According to the Securities and Exchange Commission, Flowers through his newly-renamed Fruition, Inc. of Del Mar, along with Nevett, manipulated the shares of the two companies through a technique called "matched trading" — trading that appears to involve third parties' buying or selling stock, when in reality it was controlled by Flowers and Nevett.

They then dumped the shares on the market, reaping a $3.8 million gain, according to the securities agency. Flowers has taken the Fifth Amendment during testimony in this matter, says the SEC.

Flowers spent much of his brokerage career with La Jolla Capital (later named Cortez Securities), a fast-buck trader of penny stocks and grossly-inflated shares -- one of the most crooked brokerage houses in the United States when it was still going. When it was closed down by the state, investors got 2.5 cents on the dollar.
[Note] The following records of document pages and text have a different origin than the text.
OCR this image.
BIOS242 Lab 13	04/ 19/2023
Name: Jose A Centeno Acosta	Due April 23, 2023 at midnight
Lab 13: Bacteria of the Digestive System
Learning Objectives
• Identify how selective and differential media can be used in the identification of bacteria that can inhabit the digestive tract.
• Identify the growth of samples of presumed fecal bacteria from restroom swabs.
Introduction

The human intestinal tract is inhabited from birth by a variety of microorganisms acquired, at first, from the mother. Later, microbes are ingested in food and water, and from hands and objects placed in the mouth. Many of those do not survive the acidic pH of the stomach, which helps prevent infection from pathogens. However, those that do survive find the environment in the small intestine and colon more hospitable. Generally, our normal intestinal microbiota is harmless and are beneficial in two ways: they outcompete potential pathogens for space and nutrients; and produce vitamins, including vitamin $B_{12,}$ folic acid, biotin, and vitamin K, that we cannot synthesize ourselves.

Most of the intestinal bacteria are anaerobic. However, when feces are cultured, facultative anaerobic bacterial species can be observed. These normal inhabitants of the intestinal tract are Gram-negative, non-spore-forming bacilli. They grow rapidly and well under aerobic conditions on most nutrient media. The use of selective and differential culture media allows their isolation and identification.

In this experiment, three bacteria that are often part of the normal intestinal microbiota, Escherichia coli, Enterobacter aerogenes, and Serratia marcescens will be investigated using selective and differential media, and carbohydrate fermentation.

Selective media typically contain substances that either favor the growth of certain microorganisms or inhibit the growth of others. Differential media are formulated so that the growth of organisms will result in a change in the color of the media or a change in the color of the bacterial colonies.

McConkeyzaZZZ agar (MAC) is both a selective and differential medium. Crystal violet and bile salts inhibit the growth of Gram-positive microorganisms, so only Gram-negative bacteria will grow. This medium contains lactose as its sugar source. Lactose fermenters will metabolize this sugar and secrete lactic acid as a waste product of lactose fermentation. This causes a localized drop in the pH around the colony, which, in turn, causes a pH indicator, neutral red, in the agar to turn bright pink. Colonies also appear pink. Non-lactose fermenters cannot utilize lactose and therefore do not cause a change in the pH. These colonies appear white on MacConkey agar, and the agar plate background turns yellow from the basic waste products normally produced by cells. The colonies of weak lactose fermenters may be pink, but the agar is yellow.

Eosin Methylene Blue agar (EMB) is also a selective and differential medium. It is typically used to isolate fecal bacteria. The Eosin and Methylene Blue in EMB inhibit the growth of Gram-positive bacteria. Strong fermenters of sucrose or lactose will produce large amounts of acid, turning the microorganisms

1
The district attorney's office took on the case of Natural Born Carvers, one of the stocks Pacific Cortez dumped on customers. Harold Bailey (B.J.) Gallison, head of Pacific Cortez, got five years in prison. Flowers spilled the beans to the government and only got probation. Flowers was barred from the industry by the Financial Industry Regulatory Association in 2002, but somehow got back in the business for this caper.

Gallison, known for offshore shenanigans, last year got 18 years in the Big House for running a pump-and-dump scheme through offshore entities.